Les activistes armés peuvent être des héros ou des martyrs ; et il ne fait nul doute que les prisonniers de la RAF, à Stammheim, comme nombre de détenus des groupes armés des années 70, ont poussé l’héroïsme jusqu’au martyr. Cela ne les rend pas forcément plus sympathiques, ni leur politique moins insensée. Mais peu leur importe puisqu’ils jouissent narcissiquement d’être réputés « insensés », indépassables dans la surenchère. D’une certaine façon, on quitte la politique pour l’esthétique : live fast, die young, make a beautiful body. Cela fera des articles, des images, des films, des romans. Mais les conséquences de ce qui peut être proposé comme happening, ou vécu comme trip personnel, ne peuvent être imposées comme charge obligatoire et solidaire à une piétaille manipulée, caporalisée, contrainte de suspendre ses projets politiques pour perpétuellement servir de roadies, et secourir ses enfants perdus. Les ego trip doivent être assumés égoïstement, rançon de la gloire. Libres à ceux qui le souhaitent d’aider leurs amis ou leurs modèles dans le malheur.

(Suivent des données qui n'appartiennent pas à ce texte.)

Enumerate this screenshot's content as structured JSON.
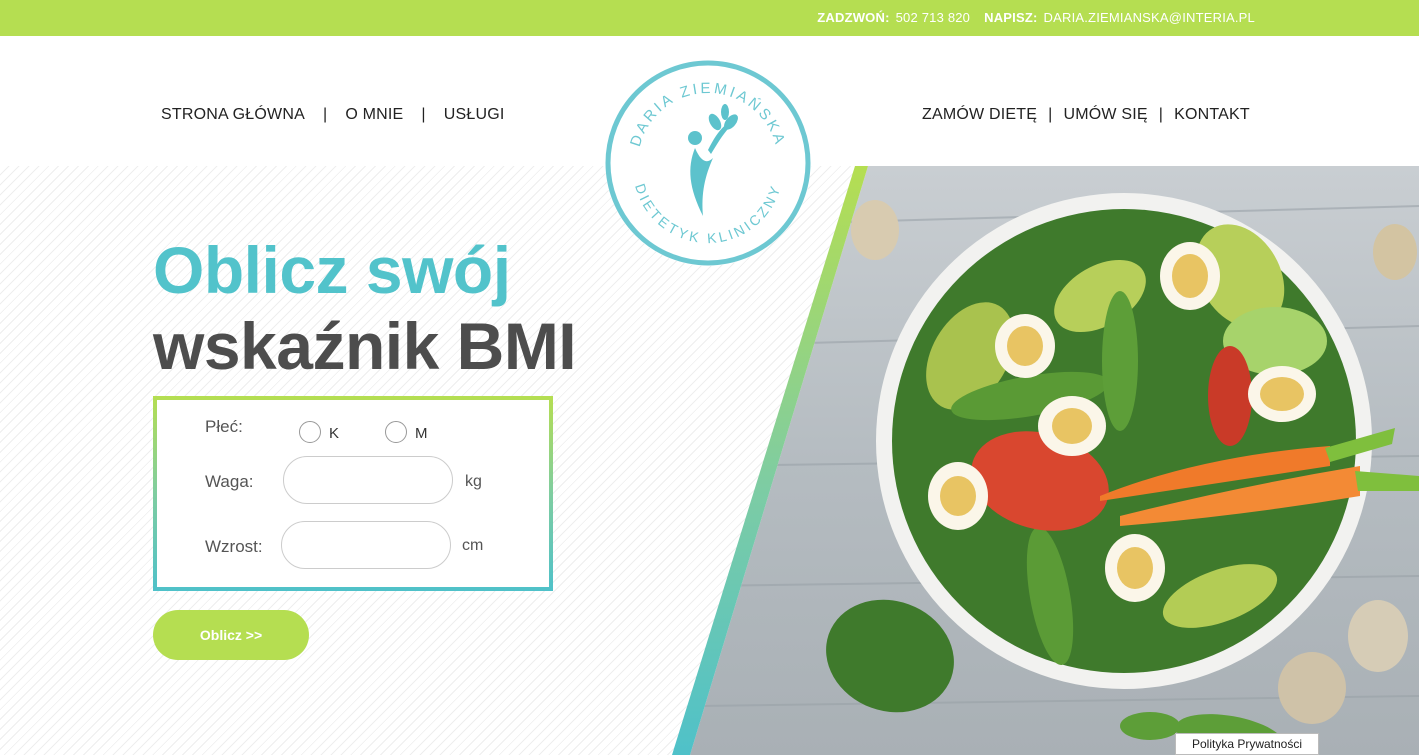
{
  "topbar": {
    "call_label": "ZADZWOŃ:",
    "phone": "502 713 820",
    "write_label": "NAPISZ:",
    "email": "DARIA.ZIEMIANSKA@INTERIA.PL"
  },
  "nav": {
    "left": [
      {
        "label": "STRONA GŁÓWNA"
      },
      {
        "label": "O MNIE"
      },
      {
        "label": "USŁUGI"
      }
    ],
    "right": [
      {
        "label": "ZAMÓW DIETĘ"
      },
      {
        "label": "UMÓW SIĘ"
      },
      {
        "label": "KONTAKT"
      }
    ],
    "separator": "|"
  },
  "logo": {
    "top_text": "DARIA ZIEMIAŃSKA",
    "bottom_text": "DIETETYK KLINICZNY"
  },
  "hero": {
    "title_line1": "Oblicz swój",
    "title_line2": "wskaźnik BMI"
  },
  "form": {
    "sex_label": "Płeć:",
    "option_k": "K",
    "option_m": "M",
    "weight_label": "Waga:",
    "weight_value": "",
    "weight_unit": "kg",
    "height_label": "Wzrost:",
    "height_value": "",
    "height_unit": "cm",
    "submit_label": "Oblicz >>"
  },
  "footer": {
    "privacy_label": "Polityka Prywatności"
  },
  "colors": {
    "accent_green": "#b5de51",
    "accent_teal": "#52c3cb",
    "title_dark": "#4d4d4d"
  }
}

Mes amis et moi, nous avons applaudi à l’assassinat de l’amiral Carrero Blanco, successeur désigné de Franco, par l’ETA. Nous n’avons jamais perdu une larme sur le sort de l’ancien SS Hans Martin Schleyer, devenu patron des patrons allemands. L’exécution inutile et cruelle d’Aldo Moro nous a répugné. Quant aux assassinats de Georges Besse, ancien président fondateur d’Eurodif (2) et patron de la régie Renault, ou du général Audran, ingénieur général de l’armement et directeur des Affaires internationales de la Délégation générale pour l’armement, quels que soient les motifs allégués, ils frappaient des personnages trop obscurs, trop dénués de symbolique malgré leurs fonctions, dans un contexte trop anachronique, pour ne pas susciter une sorte de dérision amère et goguenarde. Un peu comme l’assassinat du préfet Erignac, récemment. L’imitation de la RAF et des Brigades Rouges crevait les yeux jusque dans les textes de revendication en « yaourt » marxiste-léniniste qu’on aurait dit expulsés par un bureaucrate fou. - Au secours docteur !... Le Camarade Commissaire Politique a sa crise !... Il tremble !... Il divague !...Vite !...Sa pilule !... Une injection !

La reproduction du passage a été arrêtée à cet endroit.